The most profitable experiment that could be made with the prize in literature would be to go back to Nobel’s express intention of honoring a recent book rather than a life’s achievement. If this were done, it ought to be combined with much greater receptivity to experimental work, either in technique or in content. For example, a real service could be performed by identifying the best representatives of the theater of the absurd and differentiating them from the authors of meretricious work who are merely exploiting a vogue. Such awards might conceivably be “worse” in retrospect than under the present system, but they would be useful, which is more than can be said for crowning authors in their sixties after their reputations are securely established.
In science, there would be no insuperable difficulty in reinterpreting the prize for physiology or medicine to take account of the best contributions to evolutionary science.

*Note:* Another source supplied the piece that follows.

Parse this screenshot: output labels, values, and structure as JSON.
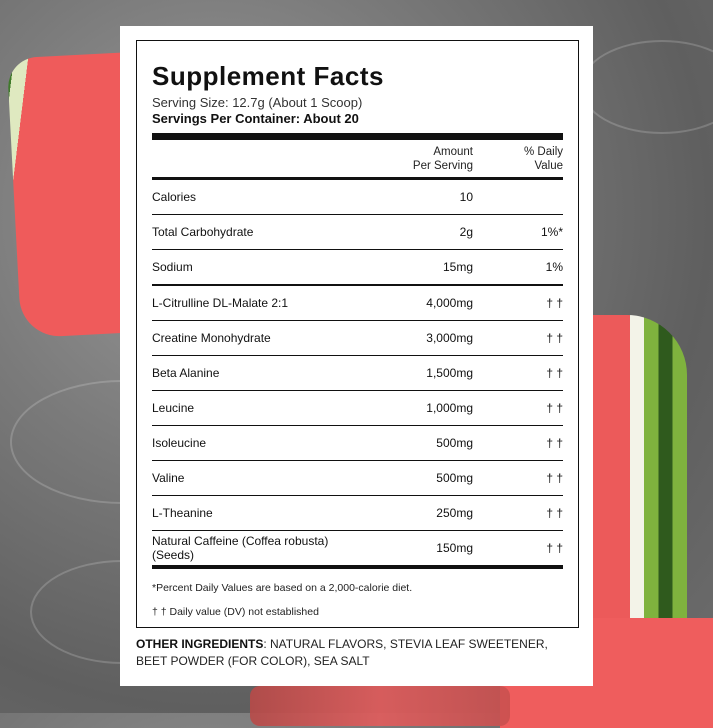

In the age of space travel, the physics prize could and should be stretched to include astrophysics. In all three scientific fields, the Nobel committees should frankly move beyond Alfred Nobel’s narrow conception of a “discovery” to recognize the significance of insights and conceptual clarifications.

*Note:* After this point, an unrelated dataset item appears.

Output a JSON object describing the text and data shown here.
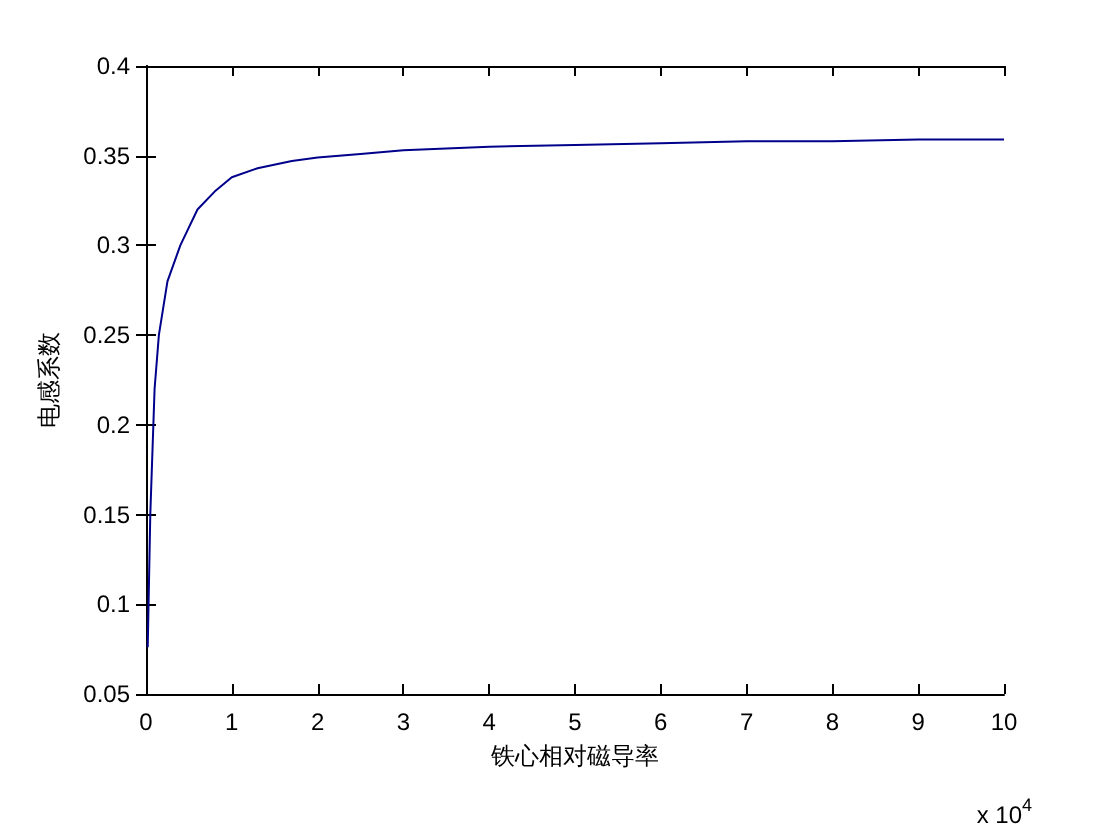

Meanwhile the curtain is going up. Who will win this time? There has never been any telling about that, but here are some deserving people who appear to be qualified under the present system. In chemistry, Neil Bartlett of the University of British Columbia was the first to demonstrate that the so-called “inert” or “noble” gases could form stable compounds. In physiology or medicine, all of the following men richly deserve a Nobel Prize: Albert Lehninger of Johns Hopkins, the discoverer of the function of the mitochondrion in effecting energy transfers in cells; Murray Barr of the University of Western Ontario, the discoverer with E. G. Bertram of sex chromatin, by which the genetic sex of any human cell can be determined (already adjudged prizeworthy); J. H. Tjio and Albert Levan, working in Sweden, the discoverers of the true number of human chromosomes (already adjudged prizeworthy); the Englishman C. E. Ford, who first correlated human pathological conditions with the possession of too many or too few chromosomes now the accepted explanation of mongolism). It is probably too late to hope that a prize will be given to the Australian Sir Norman Gregg for his discovery of the effect of German measles in early pregnancy upon the fetus, or the great student of the brain Wilder Penfield of McGill University. The men who have made the most spectacular recent discovery are Henry Harris and J. F. Watkins of Oxford, who succeeded in 1965 in producing the first hybrid cells between different animal species, including a cross between human cells and mouse cells. Harris and Watkins may well have to wait a couple of years for a Nobel Prize, but it is difficult to believe that they can be passed over for very long.
In literature there has never been a Japanese winner; the Swedish Academy is lusting after new literatures to embrace, and the novelist Yukio Mishima would be a respectable figure by world standards. There are at least three Italian writers of appropriate stature, the novelist Alberto Moravia and the poets Giuseppe Ungaretti and Eugenio Montale. Samuel Beckett is too much to hope for. But perhaps the most distinguished recipient would be either the greatest living poet in English, Robert Graves, or the greatest living poet in Spanish, Pablo Neruda.
Who will actually win? That is another matter.